Event summary combining transcript, slides, and related documents.

Logotype for Foresight Environmental Infrastructure Limited

H2 2025 earnings summary

26 Jun, 2025

Executive summary

  • Strategic review reaffirmed focus on proactive management of a diversified environmental infrastructure portfolio, emphasizing income generation, progressive dividends, and selective asset disposals for capital recycling.

  • Achieved record cash distributions and tenth consecutive year of dividend growth, with a resilient and diversified portfolio focused on environmental infrastructure.

  • Portfolio spans renewable energy, energy infrastructure, and sustainable resource management, with 73% in renewables.

  • Board introduced a more shareholder-friendly continuation vote structure, lowering the threshold to 50% and simplifying the process.

  • Growth assets such as CNG Fuels, The Glasshouse, and Rjukan Aquaculture show strong potential for future capital appreciation.

Financial highlights

  • NAV per share at 106.5p, down from 113.6p, offset by a 7.8p dividend, resulting in a flat NAV total return of 0.6% for the year and a 7.3% annualized NAV total return since IPO.

  • Record cash generation from assets, with dividend cover at 1.32x, the second highest since IPO.

  • FY25 dividend of 7.80p delivered, with cover at 1.32x; FY26 dividend target increased to 7.96p (10% yield at publication).

  • Two major asset sales (AD portfolio and solar rooftop) raised £90m, enabling debt reduction and a £30m share buyback program.

  • Portfolio value at £765.7m, down from £891.9m due to asset sales and capital returns.

Outlook and guidance

  • Dividend target for next year increased by 2.1% to 7.96p per share, targeting a ~10% yield on current share price.

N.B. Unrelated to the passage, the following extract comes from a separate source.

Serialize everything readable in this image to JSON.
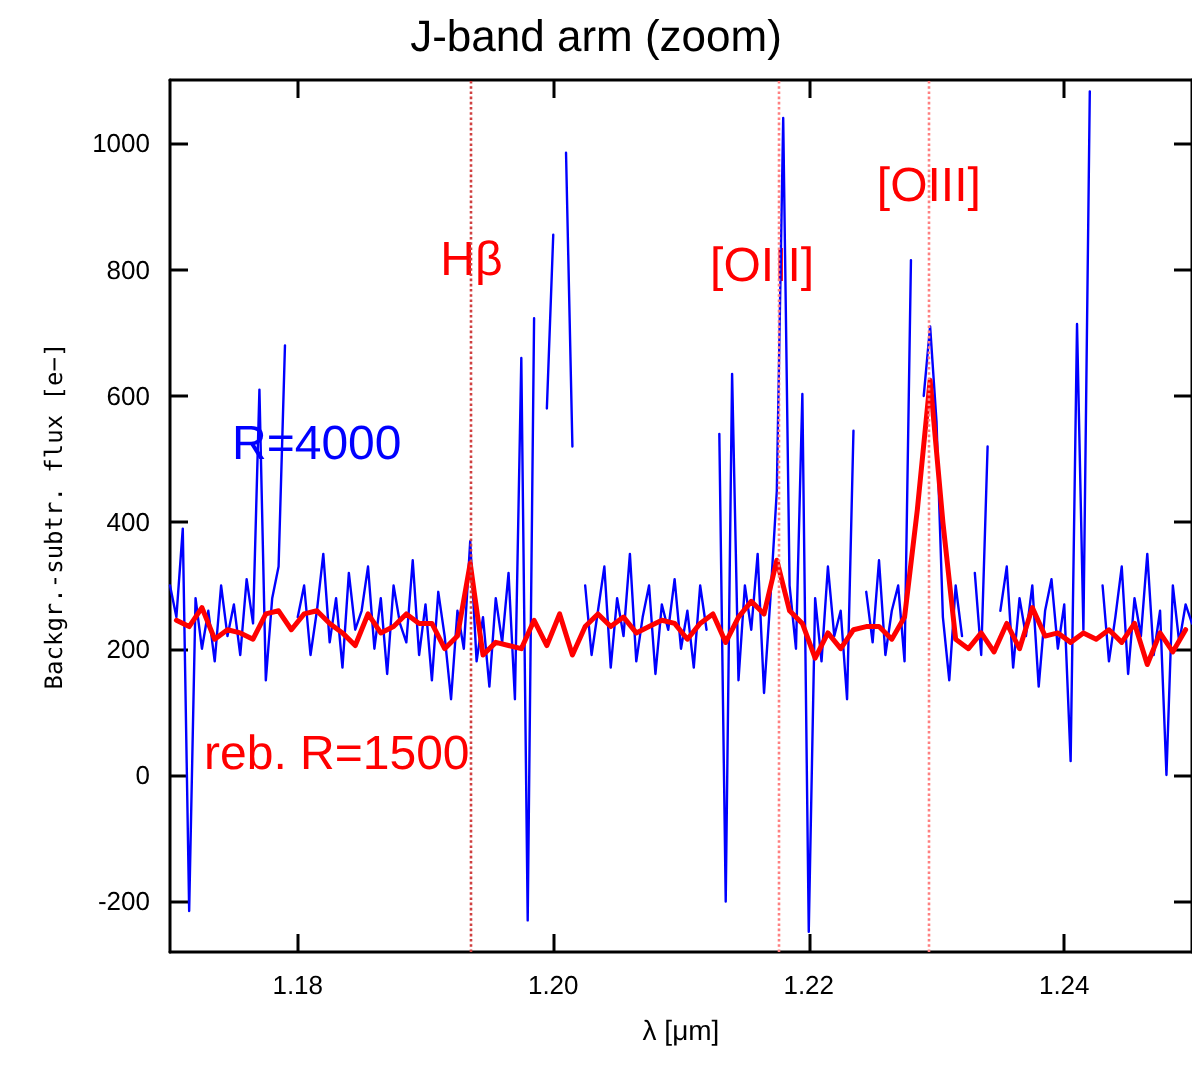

  • Focus remains on income generation, value enhancement in the existing portfolio, and disciplined new investments.

  • Dividend cover expected to remain healthy, though likely to decrease slightly to around 1.2x for the next financial year.

  • Refocused investment strategy to balance income and growth, leveraging market opportunities in renewables and sustainable resources.

  • New investments will be highly selective, prioritizing contracted revenues and inflation linkage.